I look at loads of other bloggers and some are reading SO much more (hence why i don’t really communicate on GR because it’s INTIMIDATING) and so even when i read 9** books in a month, i still feel like i should be reading more to be like other bloggers.
but what’s important is the books I’m reading, not the books other people are reading. and taking a break from blogging, and reading, had helped me realise that and help me ignore the pressure from other bloggers (pressure that they don’t even mean to put on others)
**not the norm for me!! only during lockdown!!
picking books more closely.
really debating what to read –> higher chance of LIKING IT. ENJOYING READING.
What i mean is, i now debate a lot more whether or not I’m going to read a book. there’s nothing wrong with reading books on a whim, i think that’s actually great (a really old post about that here) but right now, i want to be picky with what i read.

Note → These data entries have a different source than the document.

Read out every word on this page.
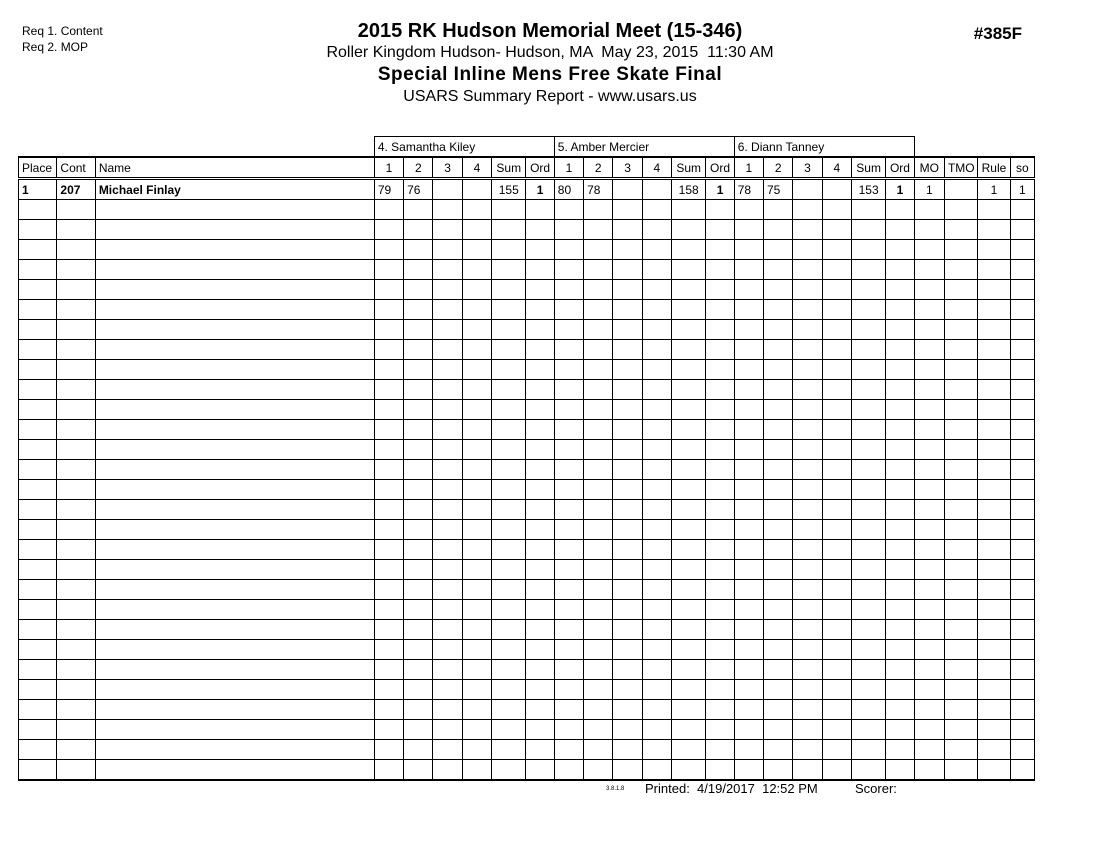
Req 1. Content
Req 2. MOP
#385F
2015 RK Hudson Memorial Meet (15-346)
Roller Kingdom Hudson- Hudson, MA  May 23, 2015  11:30 AM
Special Inline Mens Free Skate Final
USARS Summary Report - www.usars.us
			4. Samantha Kiley						5. Amber Mercier						6. Diann Tanney									
Place	Cont	Name	1	2	3	4	Sum	Ord	1	2	3	4	Sum	Ord	1	2	3	4	Sum	Ord	MO	TMO	Rule	so
1	207	Michael Finlay	79	76			155	1	80	78			158	1	78	75			153	1	1		1	1

3.8.1.8 Printed:  4/19/2017  12:52 PM	Scorer:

I don’t read a lot of books / buy a lot of books so i really want to make sure that what i read i will enjoy. (obviously, some books will sound really great and turn out to be hot trash but,,, not every book is going to be loved by every person that reads it)
i did a major tbr purge on my GR, actually evaluating which books i wanted to read or not realistically. some had been on there since i first got Goodreads and now would not touch with a ten ft barge pole. totally worth it. there are now just over 30!!
I know not to waste any time on books that i know I’m not going to like. I’m not going to pick up a book if I’m not too sure about it yet. I’ll wait, read some reviews, and reassess later. I know you never know if you like the book or not until you read it, but you can DEF!! filter the books on your TBR and see if it’s something that sounds good/interesting and look at other reviews of it before purchasing it!
I’m not saying that before i payed no attention to what i was reading. before though, i was very happy with the books i was reading. But, sometimes, because of that, i felt I wasn’t critical enough, like it was a problem that i was enjoying the books i was reading.
Not reading, and not doing any reviews kind of gave me a blank canvas to start on. obviously, there are books that i love love love and want to build shrines for. but i think having that break from reading (and maturing) has made me approach books in a different way.
I now pay wayyy more attention to what i’m reading. I have more critiques for books,– rather than completely flying through them and claiming “i love them!!” — even if i do love them. do you get what i mean?
I’m not saying you have to be critical to be a good reader at all. but, where i’m at now in this middle-ground between what i was doing and being critical makes me feel like my reading experience is better.
what do you think? have you ever taken a break from reading / blogging? have / do you feel similar pressures from blogging? Let me know!!